Since it is a local optimization it is possible to get stuck. subtree_reconfigure_forest offers a basic stochastic search of multiple reconfigurations that can avoid this and also be easily parallelized:

tree_f = tree.subtree_reconfigure_forest(progbar=True, num_trees=4)
log2[SIZE]: 32.00 log10[FLOPs]: 12.44: 100%|██████████| 10/10 [00:05<00:00,  1.80it/s]
# check the speedup
tree.total_flops() / tree_f.total_flops()
4312.69228449926

So indeed a little better.

Subtree reconfiguration is often powerful enough to allow even ‘bad’ initial paths (like those generated by 'greedy' ) to become very high quality.

Dynamic Slicing

A powerful application for reconfiguration (first implemented in ‘Classical Simulation of Quantum Supremacy Circuits’) is to interleave it with slicing.
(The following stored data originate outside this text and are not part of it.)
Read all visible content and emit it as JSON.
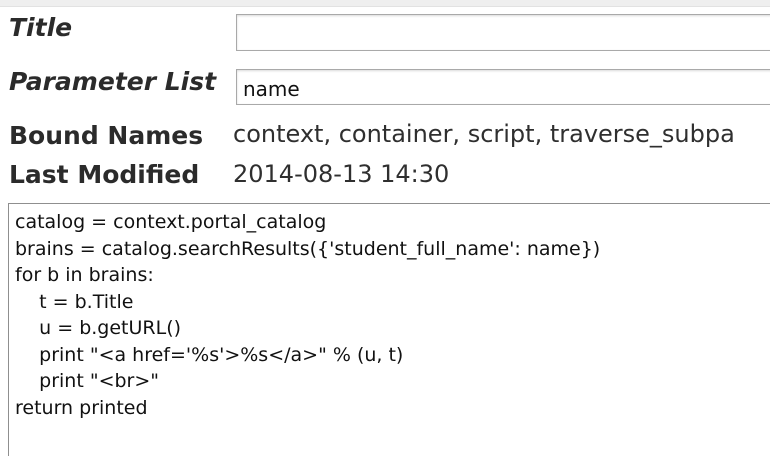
{
  "form": {
    "title_label": "Title",
    "title_value": "",
    "parameter_label": "Parameter List",
    "parameter_value": "name",
    "bound_names_label": "Bound Names",
    "bound_names_value": "context, container, script, traverse_subpa",
    "last_modified_label": "Last Modified",
    "last_modified_value": "2014-08-13 14:30"
  },
  "editor": {
    "lines": [
      "catalog = context.portal_catalog",
      "brains = catalog.searchResults({'student_full_name': name})",
      "for b in brains:",
      "    t = b.Title",
      "    u = b.getURL()",
      "    print \"<a href='%s'>%s</a>\" % (u, t)",
      "    print \"<br>\"",
      "return printed"
    ]
  }
}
Namely:

  1. Choose an index to slice

  2. Reconfigure subtrees to account for the slightly different TN structure without this index

  3. Check if the tree has reached a certain size, if not return to 1.
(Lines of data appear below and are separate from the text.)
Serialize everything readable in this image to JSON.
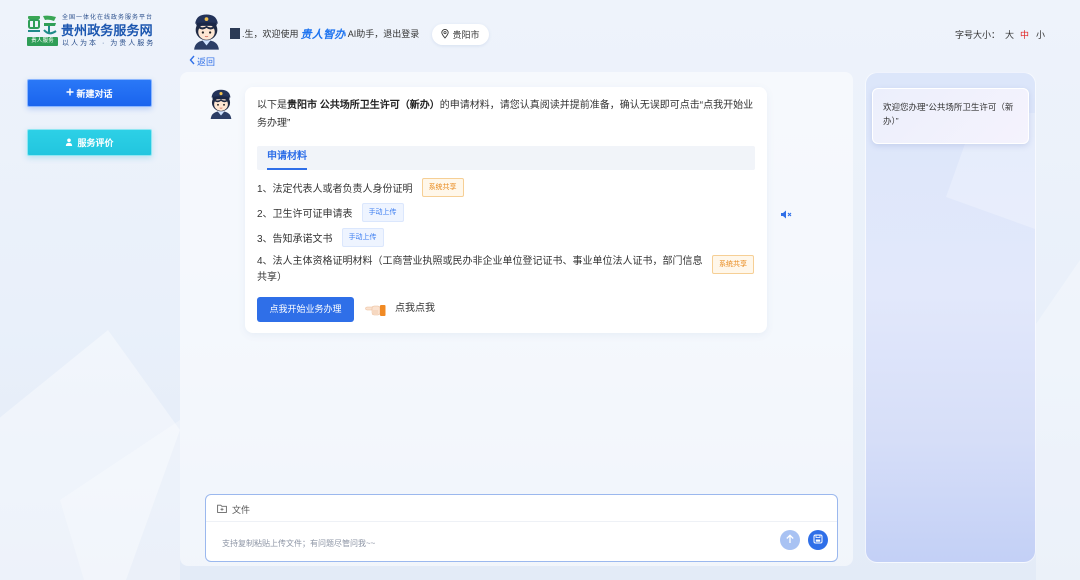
{
  "header": {
    "logo": {
      "badge": "贵人服务",
      "tagline": "全国一体化在线政务服务平台",
      "title": "贵州政务服务网",
      "slogan": "以人为本 · 为贵人服务"
    },
    "greeting": {
      "name_text": ".生，欢迎使用",
      "brand": "贵人智办",
      "assistant": "AI助手，",
      "logout": "退出登录"
    },
    "location": "贵阳市",
    "font_size": {
      "label": "字号大小：",
      "options": [
        "大",
        "中",
        "小"
      ],
      "active_index": 1
    },
    "back": "返回"
  },
  "sidebar": {
    "new_chat": "新建对话",
    "rating": "服务评价"
  },
  "chat": {
    "intro": {
      "prefix": "以下是",
      "highlight": "贵阳市 公共场所卫生许可（新办）",
      "suffix": "的申请材料，请您认真阅读并提前准备，确认无误即可点击“点我开始业务办理”"
    },
    "section_title": "申请材料",
    "materials": [
      {
        "text": "1、法定代表人或者负责人身份证明",
        "tag": "系统共享"
      },
      {
        "text": "2、卫生许可证申请表",
        "tag": "手动上传"
      },
      {
        "text": "3、告知承诺文书",
        "tag": "手动上传"
      },
      {
        "text": "4、法人主体资格证明材料（工商营业执照或民办非企业单位登记证书、事业单位法人证书，部门信息共享）",
        "tag": "系统共享"
      }
    ],
    "start_button": "点我开始业务办理",
    "hint": "点我点我"
  },
  "side_panel": {
    "welcome": "欢迎您办理“公共场所卫生许可（新办）”"
  },
  "composer": {
    "file_label": "文件",
    "placeholder": "支持复制粘贴上传文件；有问题尽管问我~~"
  },
  "icons": {
    "location": "map-pin-icon",
    "back": "chevron-left-icon",
    "new_chat": "plus-icon",
    "rating": "user-icon",
    "speaker": "speaker-mute-icon",
    "file": "folder-icon",
    "upload": "arrow-up-icon",
    "save": "save-icon",
    "pointer": "pointing-hand-icon"
  },
  "colors": {
    "primary": "#2f6fe8",
    "rating": "#22c6df",
    "active": "#e02020",
    "share": "#e8891c",
    "upload": "#3a7cf0",
    "brand": "#1c57b0"
  }
}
In this way, the contraction tree is slowly updated to account for potentially many indices being sliced.

For example imagine we wanted to slice the tree_f from above to achieve a maximum size of 2**28 (approx suitable for 8GB of memory). We could directly slice it without changing the tree structure at all:

tree_s = tree_f.slice(target_size=2**28)
tree_s.sliced_inds
{'Τ': SliceInfo(inner=True, ind='Τ', size=2, project=None),
 'ϟ': SliceInfo(inner=True, ind='ϟ', size=2, project=None),
 'К': SliceInfo(inner=True, ind='К', size=2, project=None),
 'ѕ': SliceInfo(inner=True, ind='ѕ', size=2, project=None)}

Or we could simultaneously interleave subtree reconfiguration:

tree_sr = tree_f.slice_and_reconfigure(target_size=2**28, progbar=True)
tree_sr.sliced_inds
log2[SIZE]: 28.00 log10[FLOPs]: 12.36: : 4it [00:04,  1.21s/it]
{'ì': SliceInfo(inner=True, ind='ì', size=2, project=None),
 'ϟ': SliceInfo(inner=True, ind='ϟ', size=2, project=None),
 'К': SliceInfo(inner=True, ind='К', size=2, project=None),
 'ѕ': SliceInfo(inner=True, ind='ѕ', size=2, project=None)}
tree_s.total_flops() / tree_sr.total_flops()
1.6619162859973315

We can see it has achieved the target size with 1.5x better cost. There is also a ‘forested’ version of this algorithm which again performs a stochastic search of multiple possible slicing+reconfiguring options:

tree_fsr = tree_f.slice_and_reconfigure_forest(target_size=2**28, progbar=True)
tree_s.total_flops() / tree_fsr.total_flops()
log2[SIZE]: 28.00 log10[FLOPs]: 12.36: : 4it [00:08,  2.25s/it]
1.6619162861844943

We can see here it has done a little better. The foresting looks roughly like the following:

cotengra

The subtree reconfiguration within the slicing can itself be forested for a doubly forested algorithm. This will give the highest quality (but also slowest) search.

tree_fsfr = tree_f.slice_and_reconfigure_forest(
    target_size=2**28,
    num_trees=4,
    parallel='dask',
    reconf_opts=dict(
        subtree_size=12,
        forested=True,
        parallel='dask',
        num_trees=4,
    ),
    progbar=True,
)
/media/johnnie/Storage2TB/Sync/dev/python/cotengra/cotengra/parallel.py:276: UserWarning: Parallel specified but no existing global dask client found... created one (with 8 workers).
  warnings.warn(
log2[SIZE]: 27.00 log10[FLOPs]: 11.55: : 4it [01:39, 24.76s/it]
tree_s.total_flops() / tree_fsfr.total_flops()
10.674935697795002

We’ve set the subtree_size here to 12 for higher quality reconfiguration, but reduced the num_trees in the forests (from default 8) to 4 which will still lead to 4 x 4 = 16 trees being generated at each step. Again we see a slight improvement. This level of effort might only be required for very heavily slicing contraction trees, and in this case it might be best simply to trial many initial paths with a basic slice_and_reconfigure.